/Défilés : mythologie moderne.
Colonnes doriques et décor de péplum au Grand Palais : pour Chanel, Karl Lagerfeld convoque l’Olympe et place la présentation de sa collection Croisière sous influence hellénique.
Àl’heure où Damien Hirst expose au Palazzo Grassi, à Venise, un bric-à-brac arty prétendument repêché au fond de la Méditerranée – statues grecques oxydées en atelier et autre colosse monumental en résine peinte –, Karl Lagerfeld, différemment, propose une odyssée du style tournée vers les rivages de la Grèce antique. Cette collection Croisière a été présentée le 3 mai dernier non pas à Athènes, comme c’était le souhait de la maison Chanel, mais, à Paris, dans un Grand Palais orné de ruines en carton-pâte et d’oliviers qui n’auraient pas déplu à Hubert Robert, ni déparé un péplum tourné à Cinecittà. Le carton d’invitation du défilé représentait une vénus acéphale en marbre ayant appartenu à Gabrielle Chanel, sous-titrée d’un « statement » ayant valeur catégorique, « La modernité de l’Antiquité ».

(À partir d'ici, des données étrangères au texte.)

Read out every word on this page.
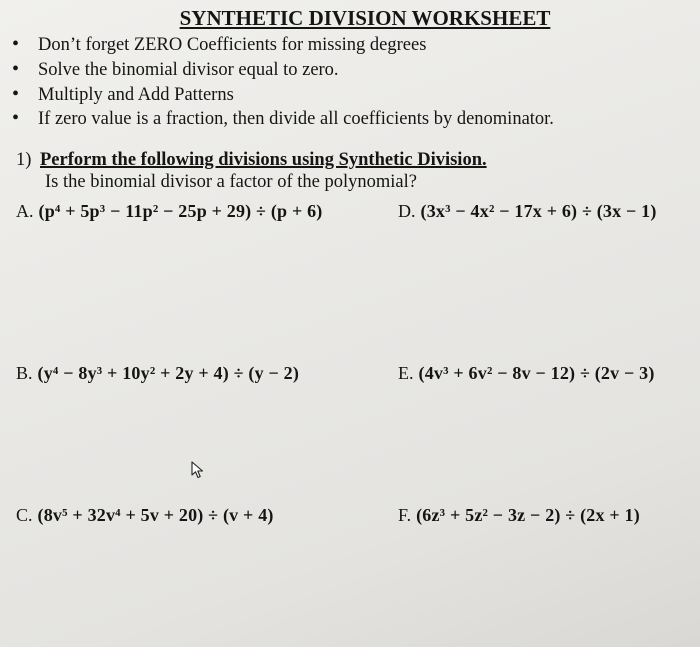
SYNTHETIC DIVISION WORKSHEET
•	Don’t forget ZERO Coefficients for missing degrees
•	Solve the binomial divisor equal to zero.
•	Multiply and Add Patterns
•	If zero value is a fraction, then divide all coefficients by denominator.
1) Perform the following divisions using Synthetic Division.
Is the binomial divisor a factor of the polynomial?
A. (p⁴ + 5p³ − 11p² − 25p + 29) ÷ (p + 6)	D. (3x³ − 4x² − 17x + 6) ÷ (3x − 1)
B. (y⁴ − 8y³ + 10y² + 2y + 4) ÷ (y − 2)	E. (4v³ + 6v² − 8v − 12) ÷ (2v − 3)
C. (8v⁵ + 32v⁴ + 5v + 20) ÷ (v + 4)	F. (6z³ + 5z² − 3z − 2) ÷ (2x + 1)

La mythologie convoquée par Karl Lagerfeld est évidemment moderne, même si elle prend sa source dans un mix foisonnant : c’est le souvenir de ses lectures d’Homère, l’image de la déesse Serpent crétoise, des
silhouettes aperçues sur des bas-reliefs siciliens, les toges de la danseuse Isadora Duncan, le romantisme allemand ou même, pourquoi pas, l’évocation de la villa néoclassique qu’il posséda un temps près de Hambourg. Le couturier, qui a horreur du premier degré, propose évidemment une (ré)interprétation « tweed & Troie » qui n’est que le fruit de son imaginaire sans limites et de sa culture colossale : « Ma Grèce est une idée. La réalité, je m’en fous », souligne-t-il.

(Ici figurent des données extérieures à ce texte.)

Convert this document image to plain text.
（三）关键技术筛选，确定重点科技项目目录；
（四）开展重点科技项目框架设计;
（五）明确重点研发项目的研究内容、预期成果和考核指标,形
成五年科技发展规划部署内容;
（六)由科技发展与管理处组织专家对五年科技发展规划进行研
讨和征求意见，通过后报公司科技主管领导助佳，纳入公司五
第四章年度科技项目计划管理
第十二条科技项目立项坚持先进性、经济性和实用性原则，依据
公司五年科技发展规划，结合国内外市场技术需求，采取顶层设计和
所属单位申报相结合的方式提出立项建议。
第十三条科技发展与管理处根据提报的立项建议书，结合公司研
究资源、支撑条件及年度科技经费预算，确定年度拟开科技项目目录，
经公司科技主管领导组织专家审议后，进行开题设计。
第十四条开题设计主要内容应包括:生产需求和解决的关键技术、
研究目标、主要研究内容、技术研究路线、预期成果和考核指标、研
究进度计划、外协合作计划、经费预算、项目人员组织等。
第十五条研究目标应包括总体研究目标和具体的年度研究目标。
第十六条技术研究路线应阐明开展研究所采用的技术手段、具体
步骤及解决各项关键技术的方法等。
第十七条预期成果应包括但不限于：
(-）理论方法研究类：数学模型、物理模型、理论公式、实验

On le rencontre brièvement la veille de son défilé lors de l’accessoirisation, répétition ultime où Karl Lagerfeld apporte ses dernières touches, rectifie, améliore d’un rien, ici un bijou (« C’est modeste ! Plus de bracelets ! »), là un accessoire (« C’est joli, non ? », un sac figurant des chouettes, symboles d’Athènes), ou même une recommandation courtoise à l’adresse d’une mannequin : « Be sexy but elegant. » Devant un verre de jus de pomme – de la marque Choupette, cela ne s’invente pas – et un gâteau sec, le roi Karl – qui est un peu le roi Midas de la maison Chanel – évoque ses vestales en tailleurs, ses inspirations toujours fulgurantes et les méandres d’une imagination jamais à court de trouvailles brillantes et de second degré (les spartiates fluo avec des talons en forme de colonne ionique).

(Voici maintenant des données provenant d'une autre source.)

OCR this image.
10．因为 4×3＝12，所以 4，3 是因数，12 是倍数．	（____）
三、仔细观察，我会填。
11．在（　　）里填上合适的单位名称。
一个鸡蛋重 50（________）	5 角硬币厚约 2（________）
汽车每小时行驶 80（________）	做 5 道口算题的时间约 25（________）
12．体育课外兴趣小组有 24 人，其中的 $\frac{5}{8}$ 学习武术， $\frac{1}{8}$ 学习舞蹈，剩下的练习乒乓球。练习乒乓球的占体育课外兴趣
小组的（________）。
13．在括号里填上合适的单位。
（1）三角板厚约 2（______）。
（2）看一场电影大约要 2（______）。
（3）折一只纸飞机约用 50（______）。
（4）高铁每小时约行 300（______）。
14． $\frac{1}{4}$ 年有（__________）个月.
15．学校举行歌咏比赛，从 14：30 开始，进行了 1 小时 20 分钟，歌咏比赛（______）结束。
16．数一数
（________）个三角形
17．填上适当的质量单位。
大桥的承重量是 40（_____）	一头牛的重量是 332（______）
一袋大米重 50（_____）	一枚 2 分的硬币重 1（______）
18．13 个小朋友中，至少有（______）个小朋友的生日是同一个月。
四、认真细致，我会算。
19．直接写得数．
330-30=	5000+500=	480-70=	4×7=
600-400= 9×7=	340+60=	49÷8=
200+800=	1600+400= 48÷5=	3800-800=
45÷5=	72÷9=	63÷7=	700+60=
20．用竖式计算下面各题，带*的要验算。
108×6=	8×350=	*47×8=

Le jour J, sa collection, pop, au classicisme transfiguré, hissera les populations du front row au sommet d’un Olympe sophistiqué. La guerre des Anciens et des Modernes n’aura pas lieu tant Karl Lagerfeld sait les réconcilier. Sa finesse n’a pas son pareil pour revisiter les codes maison avec une vision qui ne doit rien à la nostalgie du passé et, finalement, bien peu à l’Antiquité, si ce n’est son évocation et son décorum. Son chic couture – imbattable – est intemporel.